Other pests are the coffee flower midge (Dasyneura coffeae), Soybean pod gall midge, (Asphondylia yushimai) pine needle gall midge (Thecodiplosis japonensis), the lentil flower midge (Contarinia lentis), the lucerne flower midge (C. medicaginis), and the alfalfa sprout midge (Dasineura ignorata) on the Leguminosae; the black locust tree gall midge (Obolodiplosis robiniae), the swede midge (Contarinia nasturtii), and the brassica pod midge (Dasineura brassicae) on the Cruciferae; the pear midge (Contarinia pyrivora) and the raspberry cane midge (Resseliella theobaldi) on fruit crops; Horidiplosis ficifolii on ornamental figs, and the rosette gall midge (Rhopalomyia solidaginis) on goldenrod stalks, Porricondylini spp. on Citrus, Lestremia spp. on sweet potato, yam, ginger, garlic, onions, taro tubers, and potato, Lestodiplosis spp., Acaroletes spp., and Aphidoletes spp. on oranges, and Arthrocnodax spp. on limes.

In South Africa, Dasineura rubiformis has been deployed against the invasive Australian Acacia mearnsii; it oviposits eggs into the flowers which develop into galls, thus reducing seed production.

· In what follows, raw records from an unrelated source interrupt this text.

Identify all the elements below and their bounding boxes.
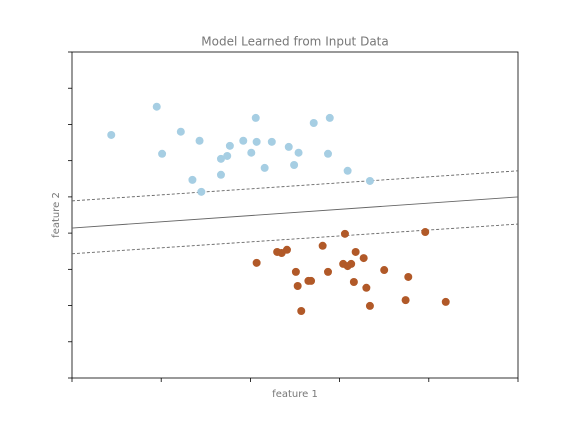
margin-line	[71, 170, 519, 202]
point	[152, 102, 161, 111]
point	[291, 267, 300, 276]
point	[282, 245, 291, 254]
point	[401, 296, 410, 305]
margin-line	[71, 223, 519, 255]
point	[309, 118, 318, 127]
point	[284, 142, 293, 151]
point	[239, 136, 248, 145]
plot-frame	[71, 51, 519, 379]
point	[347, 259, 356, 268]
point	[307, 276, 316, 285]
point	[349, 278, 358, 287]
point	[252, 258, 261, 267]
y-axis-label: feature 2	[51, 192, 62, 238]
point	[195, 136, 204, 145]
chart-title: Model Learned from Input Data	[201, 35, 388, 49]
point	[176, 127, 185, 136]
point	[247, 148, 256, 157]
point	[294, 148, 303, 157]
point	[251, 113, 260, 122]
x-axis-label: feature 1	[272, 389, 318, 400]
point	[324, 267, 333, 276]
point	[325, 113, 334, 122]
point	[290, 161, 299, 170]
point	[380, 266, 389, 275]
point	[260, 163, 269, 172]
point	[340, 229, 349, 238]
point	[351, 247, 360, 256]
point	[158, 149, 167, 158]
point	[404, 272, 413, 281]
point	[343, 166, 352, 175]
point	[297, 306, 306, 315]
point	[107, 130, 116, 139]
point	[267, 137, 276, 146]
point	[188, 175, 197, 184]
point	[252, 137, 261, 146]
point	[365, 176, 374, 185]
point	[216, 154, 225, 163]
point	[197, 187, 206, 196]
point	[223, 151, 232, 160]
point	[365, 301, 374, 310]
point	[441, 297, 450, 306]
point	[216, 170, 225, 179]
point	[318, 241, 327, 250]
point	[293, 281, 302, 290]
point	[225, 141, 234, 150]
point	[359, 254, 368, 263]
point	[324, 149, 333, 158]
point	[421, 228, 430, 237]
point	[362, 283, 371, 292]
decision-boundary	[71, 196, 519, 229]
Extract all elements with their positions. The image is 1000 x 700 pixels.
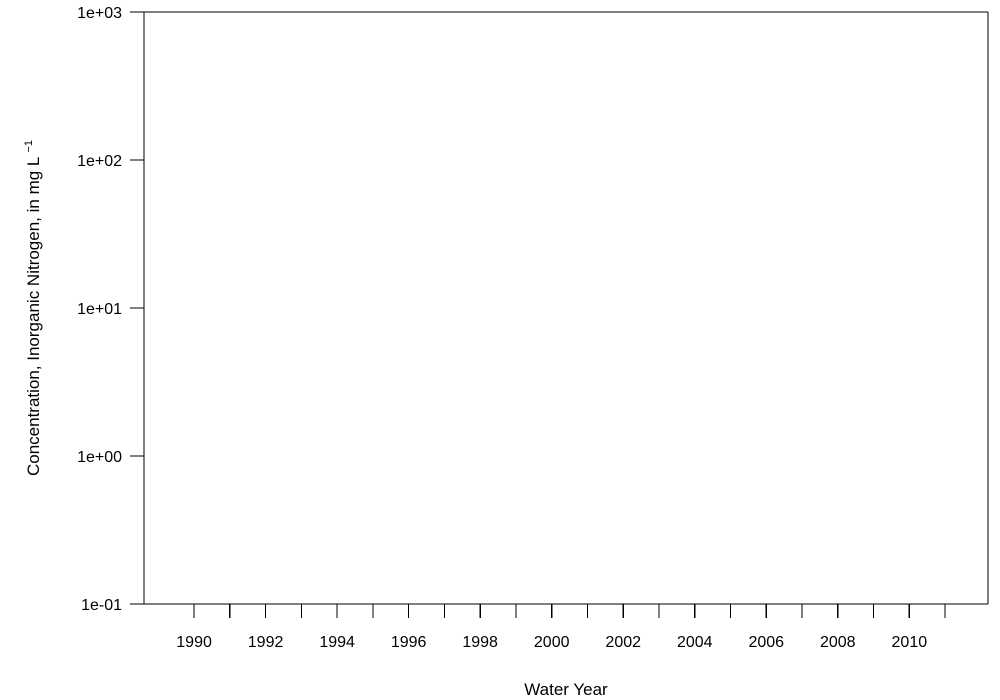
y-tick-labels-group: 1e-01 1e+00 1e+01 1e+02 1e+03 — [77, 5, 122, 614]
x-tick-label-1996: 1996 — [391, 634, 427, 651]
y-tick-label-1e+01: 1e+01 — [77, 301, 122, 318]
y-axis-label-exponent: −1 — [23, 140, 35, 153]
x-tick-label-2006: 2006 — [748, 634, 784, 651]
y-tick-label-1e+03: 1e+03 — [77, 5, 122, 22]
x-tick-label-2000: 2000 — [534, 634, 570, 651]
x-axis-label: Water Year — [524, 680, 608, 699]
x-ticks-group — [193, 604, 946, 618]
y-tick-label-1e+00: 1e+00 — [77, 449, 122, 466]
x-tick-label-1998: 1998 — [462, 634, 498, 651]
x-tick-label-2004: 2004 — [677, 634, 713, 651]
x-tick-label-1994: 1994 — [319, 634, 355, 651]
x-tick-label-1990: 1990 — [176, 634, 212, 651]
y-ticks-group — [130, 11, 144, 605]
x-tick-labels-group: 1990 1992 1994 1996 1998 2000 2002 2004 2006 2008… — [176, 634, 927, 651]
y-axis-label: Concentration, Inorganic Nitrogen, in mg… — [23, 140, 43, 476]
x-tick-label-2002: 2002 — [605, 634, 641, 651]
y-tick-label-1e-01: 1e-01 — [81, 597, 122, 614]
x-tick-label-2008: 2008 — [820, 634, 856, 651]
y-tick-label-1e+02: 1e+02 — [77, 153, 122, 170]
y-axis-label-main: Concentration, Inorganic Nitrogen, in mg… — [24, 157, 43, 476]
x-tick-label-1992: 1992 — [248, 634, 284, 651]
x-tick-label-2010: 2010 — [892, 634, 928, 651]
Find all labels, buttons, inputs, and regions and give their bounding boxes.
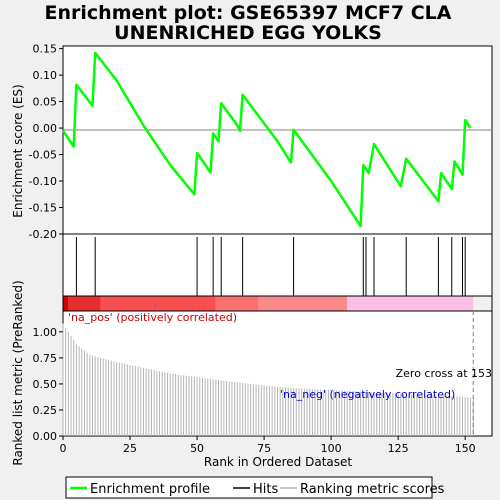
es-y-axis-label: Enrichment score (ES): [11, 84, 25, 217]
x-axis-label: Rank in Ordered Dataset: [204, 455, 352, 469]
ranking-color-bar: [63, 296, 474, 311]
chart-title-line-1: Enrichment plot: GSE65397 MCF7 CLA: [45, 2, 452, 24]
x-tick-label: 25: [123, 442, 137, 455]
metric-y-tick-label: 0.25: [33, 404, 58, 417]
x-tick-label: 50: [190, 442, 204, 455]
x-tick-label: 75: [257, 442, 271, 455]
pos-annotation: 'na_pos' (positively correlated): [68, 311, 237, 324]
legend-hits-label: Hits: [253, 482, 278, 497]
es-y-tick-label: 0.00: [33, 122, 58, 135]
chart-title-line-2: UNENRICHED EGG YOLKS: [114, 22, 382, 44]
legend-metric-label: Ranking metric scores: [300, 482, 445, 497]
metric-bars: [62, 323, 474, 436]
hit-markers: [75, 237, 466, 296]
color-bar-segment: [347, 296, 474, 311]
zero-cross-annotation: Zero cross at 153: [396, 367, 492, 380]
hits-panel: [62, 233, 493, 297]
metric-y-axis: 0.00 0.25 0.50 0.75 1.00: [33, 326, 63, 443]
x-tick-label: 100: [321, 442, 342, 455]
es-y-tick-label: 0.15: [33, 43, 58, 56]
es-y-tick-label: -0.20: [29, 228, 57, 241]
metric-y-tick-label: 0.00: [33, 430, 58, 443]
color-bar-segment: [63, 296, 69, 311]
es-y-tick-label: -0.05: [29, 149, 57, 162]
metric-x-axis: 0 25 50 75 100 125 150: [60, 436, 476, 455]
color-bar-segment: [100, 296, 216, 311]
color-bar-segment: [68, 296, 101, 311]
color-bar-segment: [258, 296, 348, 311]
metric-y-tick-label: 1.00: [33, 326, 58, 339]
es-curve: [61, 51, 472, 228]
legend-enrichment-label: Enrichment profile: [90, 482, 210, 497]
es-y-tick-label: -0.15: [29, 202, 57, 215]
x-tick-label: 150: [455, 442, 476, 455]
es-y-axis: 0.15 0.10 0.05 0.00 -0.05 -0.10 -0.15 -0.20: [29, 43, 63, 241]
color-bar-segment: [215, 296, 259, 311]
x-tick-label: 0: [60, 442, 67, 455]
metric-y-tick-label: 0.50: [33, 378, 58, 391]
es-y-tick-label: -0.10: [29, 175, 57, 188]
metric-y-tick-label: 0.75: [33, 352, 58, 365]
x-tick-label: 125: [388, 442, 409, 455]
es-y-tick-label: 0.05: [33, 96, 58, 109]
metric-y-axis-label: Ranked list metric (PreRanked): [11, 280, 25, 465]
es-y-tick-label: 0.10: [33, 69, 58, 82]
neg-annotation: 'na_neg' (negatively correlated): [280, 388, 455, 401]
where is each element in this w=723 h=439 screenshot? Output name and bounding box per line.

Parasitoids hosted by Cecidomyiidae include Braconidae (Opiinae, Euphorinae), Eurytomidae, Eulophidae, Torymidae, Pteromalidae, Eupelmidae, Trichogrammatidae, and Aphelinidae. All contain species which are actual or potential biological agents.

A large number of gall midge species are natural enemies of other crop pests. Their larvae are predatory, and some are reported as parasitic. The most common prey are aphids and spider mites, followed by scale insects, then other small prey such as whiteflies and thrips, which eat the eggs of other insects or mites. As the larvae are incapable of moving considerable distances, a substantial population of prey must be present before the adults lay eggs, and the Cecidiomyiidae are most frequently seen during pest outbreaks. One species, Aphidoletes aphidimyza, is an important component of biological control programs for greenhouse crops and is widely sold in the United States.